Certaines valeurs ancestrales font partie de la culture japonaise, comme la lutte contre le gaspillage et le fait de vivre avec simplicité, sans superflu. Cet art de vivre inspiré du « wabi-sabi » facilite le déploiement de la démarche « zéro déchets » promue dans le pays. Ajoutez à cela une réglementation (collecte sélective), de la sensibilisation, et vous verrez fleurir de jolies initiatives. Parmi celles-ci citons le furoshiki où l'art d'emballer avec des tissus récupérés, le tawashi, une éponge en tissus usagés, ou l’oculi, un cure-oreille en bambou. Le journal Mainichi Shimbun est fait d'un papier recyclé composé d’eau et de graines ; une fois la lecture terminée il suffit de le planter pour avoir des fleurs. La réutilisation d'objets cassés est également rendue possible avec la technique kintsugi. A Kyoto, vous pourrez rencontrer des samouraïs anti-déchets munis de pinces à déchets. A Tokyo, un bar éphémère, le Gomi Pit, a ouvert ses portes en 2019 dans une installation d'incinération de déchets, afin de sensibiliser in situ. Car le déchet le moins polluant est bien celui qu'on ne produit pas ! La consommation de plastique liée notamment aux emballages, reste très importante, et des efforts sont à poursuivre en matière de prévention et de réduction des déchets. Le Japon entendait promouvoir sa politique zéro déchets lors des Jeux Olympiques de Tokyo (qui ont eu lieu à huis clos en 2021), avec notamment des médailles en métaux recyclés.

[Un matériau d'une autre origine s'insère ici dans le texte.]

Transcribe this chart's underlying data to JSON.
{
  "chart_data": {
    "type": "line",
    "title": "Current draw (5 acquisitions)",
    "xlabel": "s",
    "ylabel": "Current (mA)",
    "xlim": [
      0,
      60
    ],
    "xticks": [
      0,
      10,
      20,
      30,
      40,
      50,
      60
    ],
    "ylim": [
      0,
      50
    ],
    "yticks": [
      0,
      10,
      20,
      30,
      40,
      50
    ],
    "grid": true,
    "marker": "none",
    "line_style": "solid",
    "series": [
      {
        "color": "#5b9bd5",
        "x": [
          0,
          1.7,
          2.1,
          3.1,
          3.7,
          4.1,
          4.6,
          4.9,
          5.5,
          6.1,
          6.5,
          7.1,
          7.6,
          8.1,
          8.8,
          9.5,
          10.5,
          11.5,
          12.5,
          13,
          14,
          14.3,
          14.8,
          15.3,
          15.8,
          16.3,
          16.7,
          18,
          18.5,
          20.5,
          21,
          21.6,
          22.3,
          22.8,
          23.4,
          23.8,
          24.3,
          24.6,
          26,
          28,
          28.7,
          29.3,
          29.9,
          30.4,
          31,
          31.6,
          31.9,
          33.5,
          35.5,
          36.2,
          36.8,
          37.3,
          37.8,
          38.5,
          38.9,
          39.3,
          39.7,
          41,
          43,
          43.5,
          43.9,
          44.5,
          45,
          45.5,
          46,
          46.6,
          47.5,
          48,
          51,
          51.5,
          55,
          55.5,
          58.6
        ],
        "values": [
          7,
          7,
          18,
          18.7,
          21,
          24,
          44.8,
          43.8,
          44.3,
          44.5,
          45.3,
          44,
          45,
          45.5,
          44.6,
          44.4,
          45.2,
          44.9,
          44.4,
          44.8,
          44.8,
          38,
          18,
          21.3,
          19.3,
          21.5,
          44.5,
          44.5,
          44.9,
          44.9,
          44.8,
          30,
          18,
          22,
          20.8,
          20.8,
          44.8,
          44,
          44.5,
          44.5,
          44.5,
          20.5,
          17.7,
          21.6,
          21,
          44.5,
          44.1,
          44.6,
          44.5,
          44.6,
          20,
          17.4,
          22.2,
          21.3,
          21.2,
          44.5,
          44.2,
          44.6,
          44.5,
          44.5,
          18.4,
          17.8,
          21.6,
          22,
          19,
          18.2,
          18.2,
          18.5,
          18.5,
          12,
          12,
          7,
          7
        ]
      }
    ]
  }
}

Climat et qualité de l'air : des questions brûlantes

La ville de Tokyo s'était engagée à la fin des années 1990 dans une politique anti-diesel. La campagne fut axée sur la santé et fondée sur des mesures visant à réduire le nombre de véhicules diesel. Le gouvernement prit au même moment une réglementation contraignante allant dans ce sens. Entre 2001 et 2011 la concentration de particules fines a diminué de 55% à Tokyo. Or en 2010, le gouvernement a fait volte-face... au nom de la lutte contre l'effet de serre (le diesel étant considéré comme moins émissif que l'essence). Les ventes de voitures diesel auraient augmenté de 80% entre 2012 et 2014 dans le pays ! Mais depuis 2020, le pays est fixé sur l'objectif "zéro carbone en 2050" et espère interdire la vente de véhicules diesel ou essence d'ici 2035.